Iron Widow is one of the most fantastic sci-fi fantasies I’ve read in a long time. Our main character, Zeitan, is not just morally grey- she’s out for vengeance. This book tackles the patriarchy head on with teeth bared and claws out. The pacing of this story is fast, without a moment of lull between plot points. You watch as Zeitan continues to convince the people around her to take her seriously. Along the way, she has her two boys – “my killer boy, my sweet boy”, which developed into something interesting. The gentle attraction of the three characters developed slowly, and realistically. I loved the character development for our trio. None of them set their morals aside, nor do they take the “easy” route of privilege. I find in semi-“dystopian” stories that is occurs a lot, and it’s frustrating. Zhao does not choose to do this, and it worked amazingly.
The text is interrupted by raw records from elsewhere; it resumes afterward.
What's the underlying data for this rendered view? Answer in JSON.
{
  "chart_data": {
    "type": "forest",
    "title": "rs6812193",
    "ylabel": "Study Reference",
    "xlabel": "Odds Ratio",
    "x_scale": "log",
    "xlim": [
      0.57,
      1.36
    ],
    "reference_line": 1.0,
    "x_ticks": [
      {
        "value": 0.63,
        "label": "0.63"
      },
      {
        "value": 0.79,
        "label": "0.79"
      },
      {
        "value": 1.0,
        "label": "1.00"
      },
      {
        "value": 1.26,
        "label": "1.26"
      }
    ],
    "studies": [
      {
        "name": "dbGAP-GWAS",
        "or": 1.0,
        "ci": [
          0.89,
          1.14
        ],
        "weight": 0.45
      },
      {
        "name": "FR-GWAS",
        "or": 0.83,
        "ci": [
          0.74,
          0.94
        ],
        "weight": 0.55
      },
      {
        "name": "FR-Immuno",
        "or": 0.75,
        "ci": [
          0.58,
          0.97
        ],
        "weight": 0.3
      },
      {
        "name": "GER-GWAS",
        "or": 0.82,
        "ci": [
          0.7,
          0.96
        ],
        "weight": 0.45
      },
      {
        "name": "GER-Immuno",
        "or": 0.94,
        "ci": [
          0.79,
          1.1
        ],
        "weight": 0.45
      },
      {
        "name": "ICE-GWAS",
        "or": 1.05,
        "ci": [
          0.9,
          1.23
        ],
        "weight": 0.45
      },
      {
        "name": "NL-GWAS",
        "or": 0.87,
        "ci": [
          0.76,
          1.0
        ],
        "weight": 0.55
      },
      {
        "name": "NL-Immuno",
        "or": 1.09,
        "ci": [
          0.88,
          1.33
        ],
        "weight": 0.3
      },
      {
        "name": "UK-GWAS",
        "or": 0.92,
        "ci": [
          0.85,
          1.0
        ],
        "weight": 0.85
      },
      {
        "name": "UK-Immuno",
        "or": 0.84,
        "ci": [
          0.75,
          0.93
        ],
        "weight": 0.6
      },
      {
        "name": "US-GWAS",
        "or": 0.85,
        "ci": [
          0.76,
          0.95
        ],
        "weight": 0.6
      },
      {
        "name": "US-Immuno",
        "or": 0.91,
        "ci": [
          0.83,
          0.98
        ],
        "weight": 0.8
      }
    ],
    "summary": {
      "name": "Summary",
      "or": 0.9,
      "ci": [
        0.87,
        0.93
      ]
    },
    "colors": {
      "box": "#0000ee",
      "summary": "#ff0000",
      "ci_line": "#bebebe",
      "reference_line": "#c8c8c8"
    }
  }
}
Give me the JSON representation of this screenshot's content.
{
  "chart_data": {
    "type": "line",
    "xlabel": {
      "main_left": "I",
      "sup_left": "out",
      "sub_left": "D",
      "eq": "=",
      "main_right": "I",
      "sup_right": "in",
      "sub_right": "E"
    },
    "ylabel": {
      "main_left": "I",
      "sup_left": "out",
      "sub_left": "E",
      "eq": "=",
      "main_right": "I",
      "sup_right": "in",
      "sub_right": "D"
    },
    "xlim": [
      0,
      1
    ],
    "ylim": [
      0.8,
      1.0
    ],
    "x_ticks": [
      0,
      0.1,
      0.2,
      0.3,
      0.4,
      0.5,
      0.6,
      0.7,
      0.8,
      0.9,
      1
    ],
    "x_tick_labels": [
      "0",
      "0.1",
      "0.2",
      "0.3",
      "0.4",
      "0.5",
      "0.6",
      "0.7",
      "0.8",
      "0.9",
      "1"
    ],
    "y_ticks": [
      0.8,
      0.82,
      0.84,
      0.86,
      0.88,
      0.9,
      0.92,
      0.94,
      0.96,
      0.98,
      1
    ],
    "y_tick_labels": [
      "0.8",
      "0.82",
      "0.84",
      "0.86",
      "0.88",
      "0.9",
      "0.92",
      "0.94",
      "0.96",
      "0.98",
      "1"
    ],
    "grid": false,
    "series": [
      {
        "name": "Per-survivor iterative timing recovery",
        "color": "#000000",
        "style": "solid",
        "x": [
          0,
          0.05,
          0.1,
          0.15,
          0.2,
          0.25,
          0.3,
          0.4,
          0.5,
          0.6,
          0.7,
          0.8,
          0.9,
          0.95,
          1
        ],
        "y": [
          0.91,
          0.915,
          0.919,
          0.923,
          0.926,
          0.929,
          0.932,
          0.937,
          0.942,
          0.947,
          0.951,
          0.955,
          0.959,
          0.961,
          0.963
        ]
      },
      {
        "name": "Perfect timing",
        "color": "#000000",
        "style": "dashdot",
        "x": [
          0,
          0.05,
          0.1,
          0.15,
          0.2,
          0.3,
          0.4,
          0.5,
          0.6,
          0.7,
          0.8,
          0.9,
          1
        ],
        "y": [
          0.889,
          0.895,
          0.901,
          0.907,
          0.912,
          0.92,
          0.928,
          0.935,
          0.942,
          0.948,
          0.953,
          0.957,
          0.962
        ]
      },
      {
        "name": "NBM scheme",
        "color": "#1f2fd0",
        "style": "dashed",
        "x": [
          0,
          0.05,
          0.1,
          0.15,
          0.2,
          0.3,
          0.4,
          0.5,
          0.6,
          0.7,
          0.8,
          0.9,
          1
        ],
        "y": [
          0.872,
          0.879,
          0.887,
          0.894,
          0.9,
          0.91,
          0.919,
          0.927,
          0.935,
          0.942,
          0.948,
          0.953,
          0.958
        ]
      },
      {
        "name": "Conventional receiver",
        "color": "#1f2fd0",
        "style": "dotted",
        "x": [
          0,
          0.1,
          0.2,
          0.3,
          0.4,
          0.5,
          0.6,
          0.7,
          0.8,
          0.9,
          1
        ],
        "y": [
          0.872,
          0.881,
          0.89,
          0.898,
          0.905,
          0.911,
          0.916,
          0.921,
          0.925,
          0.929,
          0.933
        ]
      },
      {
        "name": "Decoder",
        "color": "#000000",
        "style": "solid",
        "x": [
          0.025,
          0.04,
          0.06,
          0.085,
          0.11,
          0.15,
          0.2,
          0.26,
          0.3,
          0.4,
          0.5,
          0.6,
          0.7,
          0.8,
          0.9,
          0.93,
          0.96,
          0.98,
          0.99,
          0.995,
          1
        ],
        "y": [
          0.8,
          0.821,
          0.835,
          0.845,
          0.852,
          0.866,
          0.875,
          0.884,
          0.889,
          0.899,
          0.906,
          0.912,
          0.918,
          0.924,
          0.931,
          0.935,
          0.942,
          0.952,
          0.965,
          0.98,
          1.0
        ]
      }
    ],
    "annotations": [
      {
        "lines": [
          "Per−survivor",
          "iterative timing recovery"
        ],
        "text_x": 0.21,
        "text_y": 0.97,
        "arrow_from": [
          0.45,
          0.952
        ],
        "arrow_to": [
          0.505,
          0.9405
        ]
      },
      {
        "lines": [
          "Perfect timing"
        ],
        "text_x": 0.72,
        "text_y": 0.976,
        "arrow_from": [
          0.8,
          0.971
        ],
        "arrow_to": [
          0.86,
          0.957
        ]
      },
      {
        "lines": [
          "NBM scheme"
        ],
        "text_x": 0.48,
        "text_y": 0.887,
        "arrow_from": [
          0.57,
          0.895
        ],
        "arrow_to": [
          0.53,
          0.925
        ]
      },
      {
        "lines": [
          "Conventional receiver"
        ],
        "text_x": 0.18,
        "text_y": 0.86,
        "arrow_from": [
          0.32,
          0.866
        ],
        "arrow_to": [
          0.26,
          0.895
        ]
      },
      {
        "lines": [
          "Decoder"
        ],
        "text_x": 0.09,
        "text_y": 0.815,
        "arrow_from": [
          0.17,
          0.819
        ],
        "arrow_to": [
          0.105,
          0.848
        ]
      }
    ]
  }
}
“Redemption story, they said? There will be no redemption. It is not me who is wrong. It’s everyone else.”

I found the author’s note helped immensely with the world-building and my expectations. That aside, though, it unfolds itself gracefully. There were times the spirit armor felt confusing, but it almost always was explained through showing and not telling. This kept the pacing of the book fast, and entertaining. Considering this book is a debut, I was floored by the merging of culture, sci-fi, and fantasy aspects. It was all incredibly well done.

“But I have no faith in love. Love cannot save me. I choose vengeance.”

Generally, I am the first one to hate a cliff-hanger of an ending. However, Zhao cleverly wrapped up the plot and set us up well for the next book. This has me highly anticipating it, while still feeling satisfied with what I got. This was hands down one of the best books I’ve read in 2021, and I can’t wait to see more from this author.

“We can live for more. We can live for justice. Change. Vengeance. Power.”

Thank you to Netgalley and the publisher for a copy of this book in exchange for an honest review.